The Overhead Wire Daily | February 8th, 2024 | The Pipes Aren’t Big Enough
One of the things we emphasize on the podcast and here at the newsletter is how everything is connected. One of my favorite targets for this connection are our roads. They mean so much to everyone and I don’t think many people understand how much they carry. It’s not just cars as many would have you believe, but people, drainage and water supply, gas and electric energy, connectivity through the internet, and commerce to name just a few main items.
And that’s why what’s happening with sea level rise in places like Charleston and all the rainfall and atmospheric rivers drenching places like California are so important in a transportation sense. Streets and the drainage below them aren’t designed for the rain events that are going to become more commonplace with climate change. Engineers agree that we just can’t retrofit all the pipes under all the streets that are designed for five to ten year flood events that will become even more frequent.

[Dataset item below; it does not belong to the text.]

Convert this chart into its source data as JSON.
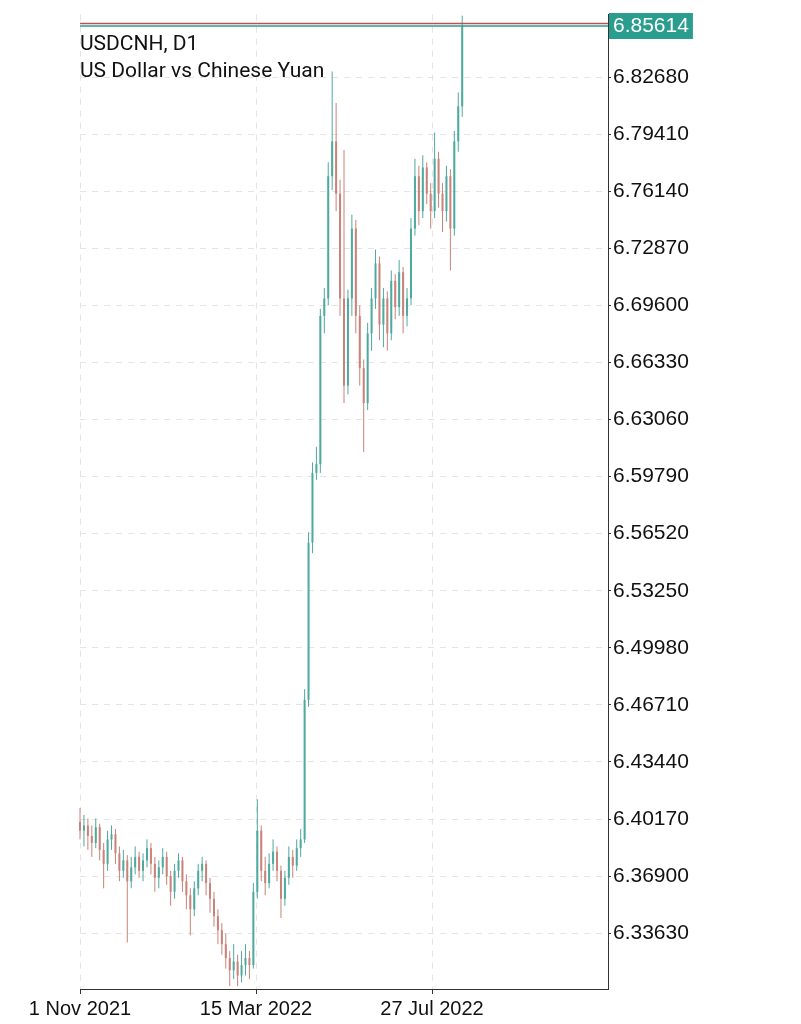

As the New Republic article cited above notes, we need to be focusing on ways to not allow the water to get into the pipes as fast through green infrastructure like retaining ponds, creating space for rivers to overflow, and bioswales on streets. We could even fix up our lawns and yards to do a better job of collecting excess runoff and support biodiversity at the same time.
Perhaps this is where the highway widening money could go that the trades are worried would disappear when we stop building highways. Street level water management. Maybe we could also create some transportation changes that make us safer as well. Changing large systems like roads is hard, but it is necessary unless we want to get swept away.